Asset Protection and Privacy Issues
Asset Protection and Privacy
A fundamental point to consider in developing as asset protection strategy is how does a potential plaintiff find out whether you have enough money to make you an attractive lawsuit target? Thanks to the Internet, a lawyer can find out everything he needs to know.
It’s now well understood that technology allows virtually unlimited access to your most sensitive personal and financial information. Recent revelations about NSA data collection on individual communications together with the methods employed by commercial interests to harvest detailed personal information, leave no doubt that very little personal information can be kept private. Detailed information describing your real estate and business interests, the name of your bank and brokerage firm, your account balances, and your transaction history can be easily accessed and assembled without your knowledge or permission. Now, anyone can find out what you have and how much you are worth.
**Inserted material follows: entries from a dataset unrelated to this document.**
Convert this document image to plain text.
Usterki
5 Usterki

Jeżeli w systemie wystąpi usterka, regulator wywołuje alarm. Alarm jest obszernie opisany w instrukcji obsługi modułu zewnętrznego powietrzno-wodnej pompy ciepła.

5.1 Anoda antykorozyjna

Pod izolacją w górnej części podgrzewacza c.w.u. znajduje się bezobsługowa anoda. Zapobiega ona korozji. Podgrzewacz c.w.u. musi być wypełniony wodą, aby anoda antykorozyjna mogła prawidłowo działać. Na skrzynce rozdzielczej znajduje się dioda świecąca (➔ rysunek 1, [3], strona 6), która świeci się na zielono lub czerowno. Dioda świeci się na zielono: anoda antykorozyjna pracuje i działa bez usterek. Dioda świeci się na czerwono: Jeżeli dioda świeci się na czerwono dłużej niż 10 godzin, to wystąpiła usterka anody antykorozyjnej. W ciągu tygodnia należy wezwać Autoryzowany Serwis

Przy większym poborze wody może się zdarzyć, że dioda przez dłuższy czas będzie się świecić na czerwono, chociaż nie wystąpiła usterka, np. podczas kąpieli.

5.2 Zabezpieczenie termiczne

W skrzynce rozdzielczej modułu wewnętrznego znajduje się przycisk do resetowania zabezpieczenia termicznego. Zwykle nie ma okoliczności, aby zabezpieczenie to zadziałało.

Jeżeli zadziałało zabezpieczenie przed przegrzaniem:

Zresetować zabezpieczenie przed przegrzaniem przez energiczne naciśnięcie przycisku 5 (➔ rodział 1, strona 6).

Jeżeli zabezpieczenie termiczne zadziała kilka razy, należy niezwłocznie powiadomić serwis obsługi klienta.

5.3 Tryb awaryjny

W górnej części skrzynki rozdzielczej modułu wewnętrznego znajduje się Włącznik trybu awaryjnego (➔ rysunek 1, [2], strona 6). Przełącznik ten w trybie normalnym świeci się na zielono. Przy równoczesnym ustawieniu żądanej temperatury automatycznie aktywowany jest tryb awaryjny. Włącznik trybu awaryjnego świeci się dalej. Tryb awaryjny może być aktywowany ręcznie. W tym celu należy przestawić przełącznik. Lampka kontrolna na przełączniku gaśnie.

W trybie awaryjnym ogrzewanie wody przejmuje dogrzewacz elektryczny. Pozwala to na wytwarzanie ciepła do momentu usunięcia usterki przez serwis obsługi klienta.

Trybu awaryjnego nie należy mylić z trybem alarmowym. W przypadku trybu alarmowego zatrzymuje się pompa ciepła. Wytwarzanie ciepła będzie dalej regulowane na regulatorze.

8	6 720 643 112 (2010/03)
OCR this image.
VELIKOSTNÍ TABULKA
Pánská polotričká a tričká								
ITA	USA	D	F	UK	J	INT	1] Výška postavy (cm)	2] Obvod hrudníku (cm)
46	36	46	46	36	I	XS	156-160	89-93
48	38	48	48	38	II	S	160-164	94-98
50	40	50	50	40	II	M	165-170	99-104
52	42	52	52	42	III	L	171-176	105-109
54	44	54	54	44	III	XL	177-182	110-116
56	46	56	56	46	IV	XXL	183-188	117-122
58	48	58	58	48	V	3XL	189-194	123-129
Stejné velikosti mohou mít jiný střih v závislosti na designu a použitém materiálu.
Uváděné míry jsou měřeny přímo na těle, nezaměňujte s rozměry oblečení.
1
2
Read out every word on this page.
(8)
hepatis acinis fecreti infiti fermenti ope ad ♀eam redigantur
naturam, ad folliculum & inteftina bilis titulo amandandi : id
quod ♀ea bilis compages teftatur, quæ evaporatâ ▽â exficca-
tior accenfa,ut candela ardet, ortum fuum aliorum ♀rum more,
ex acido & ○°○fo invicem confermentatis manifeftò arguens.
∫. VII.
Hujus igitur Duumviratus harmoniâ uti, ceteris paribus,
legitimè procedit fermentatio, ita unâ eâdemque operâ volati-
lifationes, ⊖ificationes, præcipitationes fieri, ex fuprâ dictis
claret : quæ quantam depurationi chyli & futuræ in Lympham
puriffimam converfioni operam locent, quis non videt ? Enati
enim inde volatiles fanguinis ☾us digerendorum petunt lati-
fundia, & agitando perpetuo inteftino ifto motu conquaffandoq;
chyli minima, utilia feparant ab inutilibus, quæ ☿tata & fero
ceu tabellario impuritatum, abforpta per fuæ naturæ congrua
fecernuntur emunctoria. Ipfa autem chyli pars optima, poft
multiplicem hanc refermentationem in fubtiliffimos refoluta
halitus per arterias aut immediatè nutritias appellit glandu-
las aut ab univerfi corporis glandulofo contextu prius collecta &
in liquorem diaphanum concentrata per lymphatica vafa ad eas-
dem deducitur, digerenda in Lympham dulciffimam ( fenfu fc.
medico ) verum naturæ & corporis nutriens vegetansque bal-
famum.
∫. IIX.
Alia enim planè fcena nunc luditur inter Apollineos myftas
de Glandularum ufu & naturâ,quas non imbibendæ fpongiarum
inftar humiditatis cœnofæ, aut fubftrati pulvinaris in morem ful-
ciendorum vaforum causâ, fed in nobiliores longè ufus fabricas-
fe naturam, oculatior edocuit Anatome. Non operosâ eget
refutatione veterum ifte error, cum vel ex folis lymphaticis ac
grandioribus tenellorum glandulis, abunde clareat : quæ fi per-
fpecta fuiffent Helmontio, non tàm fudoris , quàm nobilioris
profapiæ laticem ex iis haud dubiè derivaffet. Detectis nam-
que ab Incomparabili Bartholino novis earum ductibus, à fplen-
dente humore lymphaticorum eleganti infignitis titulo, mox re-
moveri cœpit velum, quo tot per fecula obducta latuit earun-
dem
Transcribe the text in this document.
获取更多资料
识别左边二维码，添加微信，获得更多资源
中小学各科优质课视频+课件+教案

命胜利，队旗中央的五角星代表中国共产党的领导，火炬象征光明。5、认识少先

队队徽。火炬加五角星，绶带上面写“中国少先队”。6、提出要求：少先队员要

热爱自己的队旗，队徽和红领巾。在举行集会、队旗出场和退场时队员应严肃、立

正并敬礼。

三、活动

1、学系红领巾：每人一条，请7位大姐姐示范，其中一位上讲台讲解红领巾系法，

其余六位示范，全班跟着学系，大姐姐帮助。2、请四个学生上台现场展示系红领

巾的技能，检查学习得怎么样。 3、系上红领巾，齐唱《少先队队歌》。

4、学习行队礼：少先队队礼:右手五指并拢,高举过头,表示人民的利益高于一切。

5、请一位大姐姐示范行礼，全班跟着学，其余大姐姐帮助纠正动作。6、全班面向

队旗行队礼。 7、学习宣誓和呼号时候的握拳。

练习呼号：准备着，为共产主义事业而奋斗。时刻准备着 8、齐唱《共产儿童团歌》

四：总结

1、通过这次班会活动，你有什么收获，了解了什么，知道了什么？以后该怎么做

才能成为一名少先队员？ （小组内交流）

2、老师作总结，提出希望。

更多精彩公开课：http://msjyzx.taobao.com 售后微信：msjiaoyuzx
These capabilities have been developed and advanced mostly during the digital revolution of the past decade. Before the Internet, separate bits and pieces of information about your life were scattered in dusty file drawers and county records around the country. Your birth certificate, driving records, insurance file, marriage licenses, and loan applications were maintained or stored in written files, record books, or sometimes the computer at the office where the records were kept. Information could not be accessed from outside the office where the records were stored.
An investigator attempting to assemble information about your life had to travel from one county courthouse to another, stand in line, search through library archives and public records, and hope to come up with some useful information. The process of gathering personal information was a laborious and expensive job.
But all of that has changed. The scraps of paper and the written records have been converted into an electronic form which can be stored and searched by a computer. And these computers and databases have been connected through the Internet so that the information in any one computer can be accessed and searched from any other computer. If somebody wants to find out information about you, a single query will hunt through billions of documents stored on thousands of interconnected databases to produce a frighteningly thorough profile of your life. An investigator can now sit in the comfort of his or her office with a computer, a modem, and a cup of coffee in one hand, and in minutes, access everything he or she wants to know about you.